Est-ce bien l'image que nous voulons donner de notre pays? Continuer à empêcher à des voyageurs d'acheter quelques denrées de base sous prétexte que la loi est immuable. De nombreuses professions déploient déjà leurs activités 24h sur 24h: dans les hôpitaux, les homes médicalisées, les permanences médicales, la police, la sécurité privée, la surveillance du ciel, la presse, l'hôtellerie… A l'heure où des centaines de chaînes télé sont accessibles en permanence 24 heures sur 24 (y-a-t-il donc un "droit humain fondamental" à regarder la télé à 3h du matin?), ce serait bien la moindre des choses que de pouvoir acheter quelques produits de première nécessité la nuit aussi, qui plus est uniquement sur des axes très fréquentés.

On ne parle pas ici d'ouvrir 24h sur 24 partout… La "libéralisation" décidée par les Chambres ne concerne, répétons-le, que les régions très urbanisées et quelques endroits très fréquentés.
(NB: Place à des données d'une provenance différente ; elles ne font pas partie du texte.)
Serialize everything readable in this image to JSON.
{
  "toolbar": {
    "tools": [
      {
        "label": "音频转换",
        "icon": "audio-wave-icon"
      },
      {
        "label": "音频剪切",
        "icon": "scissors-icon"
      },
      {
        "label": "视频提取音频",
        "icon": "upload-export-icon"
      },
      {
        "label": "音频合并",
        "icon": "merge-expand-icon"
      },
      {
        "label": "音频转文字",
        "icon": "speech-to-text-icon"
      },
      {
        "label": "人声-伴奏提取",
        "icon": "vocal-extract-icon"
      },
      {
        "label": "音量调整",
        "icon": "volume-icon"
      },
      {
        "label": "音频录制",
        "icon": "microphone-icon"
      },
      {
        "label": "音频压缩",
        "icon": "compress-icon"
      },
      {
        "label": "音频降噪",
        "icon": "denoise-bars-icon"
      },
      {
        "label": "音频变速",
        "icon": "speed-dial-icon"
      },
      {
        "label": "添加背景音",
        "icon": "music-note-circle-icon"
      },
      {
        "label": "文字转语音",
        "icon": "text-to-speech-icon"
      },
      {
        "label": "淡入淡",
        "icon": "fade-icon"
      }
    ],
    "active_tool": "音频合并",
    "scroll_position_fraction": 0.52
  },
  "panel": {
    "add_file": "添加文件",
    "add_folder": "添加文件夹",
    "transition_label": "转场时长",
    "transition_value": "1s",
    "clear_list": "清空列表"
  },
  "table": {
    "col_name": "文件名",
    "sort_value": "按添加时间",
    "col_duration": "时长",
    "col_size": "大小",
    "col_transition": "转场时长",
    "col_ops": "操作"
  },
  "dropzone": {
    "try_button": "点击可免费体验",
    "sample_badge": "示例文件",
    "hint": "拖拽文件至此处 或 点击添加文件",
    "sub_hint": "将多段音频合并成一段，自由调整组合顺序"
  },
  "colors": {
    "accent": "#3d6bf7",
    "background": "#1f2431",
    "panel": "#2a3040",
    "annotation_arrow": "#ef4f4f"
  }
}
Les collaborateurs qui devront travailler dans ces shops seront au minimum couverts par la loi sur le travail, qui prévoit des salaires plus élevés la nuit ainsi que des compensations en repos. Les syndicats pourraient d'ailleurs négocier des conditions meilleures que ces dispositions de base. Mais non! Pourquoi vouloir créer des emplois? Pourquoi permettre aux commerçants de vendre quand il y a des acheteurs? Mieux vaut continuer à interdire, à réglementer, à imposer un mode de vie unique. Peu importe qu'il y ait des volontaires pour la vente: ils ont tort! "Forcément exploités", ils ne comprennent pas!

C'est ubuesque! L'extension de l'horaire d'ouverture des quelques shops rendrait service à beaucoup de monde. Nous améliorerions du même coup l'accueil réservé aux touristes. Mais les syndicats préfèrent s'arc-bouter et tout bloquer, sous le prétexte fallacieux que ce ne serait qu'un premier pas vers une "libéralisation sauvage". Davantage de cohérence et de réalisme ne feraient pas de mal.